El complejo caso que afecta a la ministra de Seguridad Ha sido un foco de mucha complicación para el gobierno el que todavía no se haya logrado dar con una versión definitiva de por qué se removió a la exjefa de inteligencia de la PDI, alimentando todo tipo de suspicacias. Cabe esperar que la comparecencia del director de la institución ante el Congreso despeje las dudas en forma definitiva.
Los cuestionamientos de que ha sido objeto la ministra de Seguridad, Trinidad Steinert, a raíz de las confusas versiones que existen respecto de las razones que llevaron a solicitar la renuncia de la exjefa de inteligencia de la PDI Consuelo Peña -tercera en la línea del alto mando, y que por su extensa trayectoria incluso contaba con el potencial para llegar a ser la primera mujer en ocupar la dirección general- han abierto un delicado flanco para el gobierno del Presidente José Antonio Kast, todo lo cual desde luego ha impedido que en este tiempo se haya podido desplegar una agenda en materia de seguridad, uno de los ejes centrales de su mandato. Apenas asumida en el cargo, la ministra solicitó antecedentes pormenorizados a la PDI para indagar sobre las razones que tuvo la exjefa de inteligencia para ordenar el traslado de cuatro funcionarios a distintas zonas del país, quienes eran cercanos a Steinert en los tiempos que se desempeñó como fiscal regional en la zona norte.

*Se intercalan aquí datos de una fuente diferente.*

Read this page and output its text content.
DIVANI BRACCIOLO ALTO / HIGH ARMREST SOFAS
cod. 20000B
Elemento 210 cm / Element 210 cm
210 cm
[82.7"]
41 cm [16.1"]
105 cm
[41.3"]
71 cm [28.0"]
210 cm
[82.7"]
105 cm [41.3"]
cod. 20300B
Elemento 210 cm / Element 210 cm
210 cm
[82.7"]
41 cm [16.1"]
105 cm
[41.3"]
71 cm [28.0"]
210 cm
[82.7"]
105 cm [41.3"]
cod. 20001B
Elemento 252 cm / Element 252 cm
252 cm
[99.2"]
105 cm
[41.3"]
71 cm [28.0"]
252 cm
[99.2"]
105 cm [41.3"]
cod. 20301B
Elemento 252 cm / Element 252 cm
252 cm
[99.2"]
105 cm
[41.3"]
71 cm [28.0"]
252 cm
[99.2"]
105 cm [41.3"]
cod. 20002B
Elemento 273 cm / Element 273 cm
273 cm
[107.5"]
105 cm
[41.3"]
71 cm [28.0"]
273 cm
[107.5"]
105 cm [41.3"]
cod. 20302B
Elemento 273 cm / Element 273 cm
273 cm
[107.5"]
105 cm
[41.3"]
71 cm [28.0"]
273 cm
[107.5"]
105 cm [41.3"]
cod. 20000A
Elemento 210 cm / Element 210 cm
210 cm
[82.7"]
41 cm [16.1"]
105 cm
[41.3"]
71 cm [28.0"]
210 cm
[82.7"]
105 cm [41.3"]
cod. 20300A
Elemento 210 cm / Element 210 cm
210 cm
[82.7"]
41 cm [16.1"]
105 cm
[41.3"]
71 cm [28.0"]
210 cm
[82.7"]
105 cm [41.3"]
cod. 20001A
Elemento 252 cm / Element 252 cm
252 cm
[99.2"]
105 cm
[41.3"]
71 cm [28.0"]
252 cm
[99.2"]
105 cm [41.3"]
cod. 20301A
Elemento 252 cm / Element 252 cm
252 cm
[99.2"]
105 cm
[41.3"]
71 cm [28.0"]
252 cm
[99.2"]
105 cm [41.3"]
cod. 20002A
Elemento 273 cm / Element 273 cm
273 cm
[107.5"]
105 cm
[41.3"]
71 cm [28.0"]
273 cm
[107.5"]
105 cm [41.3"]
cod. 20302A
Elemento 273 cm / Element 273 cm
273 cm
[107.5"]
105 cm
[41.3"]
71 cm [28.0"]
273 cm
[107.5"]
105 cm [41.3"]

El oficio fue respondido por la funcionaria, explicando las razones, y llamó la atención que respecto de un subprefecto señalara que este presentaba algunos problemas de competencia para el cargo en dicha zona. Lo cierto es que apenas recibida la respuesta se cursa la renuncia de Peña, ante lo cual la versión de Steinert es que ello se trató de una decisión que adoptó el propio director de la PDI, Eduardo Cerna, y que ella no tiene “rencillas con nadie”.
Dicha versión fue respaldada esta semana por el propio Presiente Kast, trasladando así la responsabilidad a Cerna, quien este lunes deberá comparecer ante una comisión del Congreso para ahondar sobre este hecho, donde sectores de oposición siguen manteniendo dudas acerca de la neutralidad de Steinert en este caso. Llama profundamente la atención que transcurridas más de tres semanas desde que la funcionaria de la PDI fuera removida todavía no haya sido posible despejar en forma clara y definitiva las razones de esta abrupta decisión, dejando en el aire una serie de interrogantes, abriendo con ello todo tipo de suspicacias, especialmente si pudo haber habido presiones desde la propia ministra de Seguridad para forzar su salida, lo que exigen su pronta aclaración.
Desde luego, si fue una decisión que adoptó el propio director de la PDI, no deja de ser llamativo que ello tenga lugar cuando apenas en septiembre pasado él mismo confirmó el nuevo alto mando de la PDI, incluyendo a Peña en el estratégico cargo de jefa de inteligencia. Es por tanto relevante despejar en qué momento Cerna tomó conocimiento de los antecedentes que justificaron su remoción, los que aún no se conocen, pero respecto de los cuales cabe suponer que deberían ser lo suficientemente comprometedores si es que dieron pie a su baja.